Not lost on critics were the dysgenic implications present in the film. The opening shows a typical American Jewish upper-class couple who keep putting off children due to career commitments and ultimately have none which is contrasted with people in a trailer park who continue to breed. I note that the actor who played one of them has only had one child himself. The people of the dystopian society shown in the future aren’t just descendants from the trailer park but a racial blob of African, Hispanic and White which is increasingly close to reality in the United States. This aspect as well as the mention of declining IQ being at the root of it is what attracted naughty thinkers like Steve Sailer to the film. He still refers to it to this day.

This aspect of the film is even more verboten today as the science of IQ has become associated almost exclusively with people who think like I do. Its release in the Bush era occurred when liberals generally considered themselves more intelligent than stupid conservatives which was reinforced in books and television at the time (Jon Stewart’s The Daily Show and Michael Moore’s Stupid White Men for example). This is a position they’ve become less likely to take given the realities of their base then and increasingly today. IQ science also presents a very uncomfortable realities concerning race.

Corporations were also a big target of the film with the people using energy drinks to water crops and wondering why they’ve created a dustbowl. The population is only literate enough to recognise brand names and corporate advertising is spread everywhere. This was an on point criticism of the average conservative at the time who tended to be fanatically pro-market.
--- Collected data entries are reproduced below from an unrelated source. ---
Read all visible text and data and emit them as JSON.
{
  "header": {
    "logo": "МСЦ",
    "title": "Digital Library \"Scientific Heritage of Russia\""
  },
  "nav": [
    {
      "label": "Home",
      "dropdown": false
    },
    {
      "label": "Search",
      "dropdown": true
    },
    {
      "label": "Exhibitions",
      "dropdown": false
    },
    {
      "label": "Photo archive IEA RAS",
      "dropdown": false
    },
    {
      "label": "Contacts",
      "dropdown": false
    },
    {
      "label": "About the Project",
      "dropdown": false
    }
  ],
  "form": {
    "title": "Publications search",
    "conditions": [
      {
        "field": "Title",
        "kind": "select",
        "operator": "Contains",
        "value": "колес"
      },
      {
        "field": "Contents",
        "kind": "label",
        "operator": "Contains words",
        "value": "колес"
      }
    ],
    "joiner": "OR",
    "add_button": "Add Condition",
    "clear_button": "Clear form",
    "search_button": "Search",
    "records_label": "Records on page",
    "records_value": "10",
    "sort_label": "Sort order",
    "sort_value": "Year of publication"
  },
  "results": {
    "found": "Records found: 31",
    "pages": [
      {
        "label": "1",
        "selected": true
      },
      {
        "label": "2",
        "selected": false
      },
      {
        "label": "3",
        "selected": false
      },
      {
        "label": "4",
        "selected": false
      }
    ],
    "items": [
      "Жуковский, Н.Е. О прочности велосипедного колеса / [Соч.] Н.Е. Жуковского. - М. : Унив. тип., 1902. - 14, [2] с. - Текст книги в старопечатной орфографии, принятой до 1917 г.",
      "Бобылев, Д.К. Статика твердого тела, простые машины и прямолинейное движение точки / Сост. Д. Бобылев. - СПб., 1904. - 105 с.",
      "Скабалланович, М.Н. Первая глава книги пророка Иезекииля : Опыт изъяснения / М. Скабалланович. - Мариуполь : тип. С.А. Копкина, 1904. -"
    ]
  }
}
Think back to Sarah Palin walking out on stage to some conference with a giant disposable cup of soft drink that had been banned from sale in New York. The average conservative would energetically react to minor government actions like this while ignoring the much more dangerous apparatus being built over it; that has taken far more effect in recent years. The corporations as well as professional sports have wedded themselves to the government and don’t even pretend otherwise. This has had the positive effect of making more people realise how vulgar and damaging fanatical support of American corporate culture has been.

Idiocracy is in some ways dated but it is still a relevant film on the whole. It has been quite prescient in many ways and hundreds of years sooner than predicted.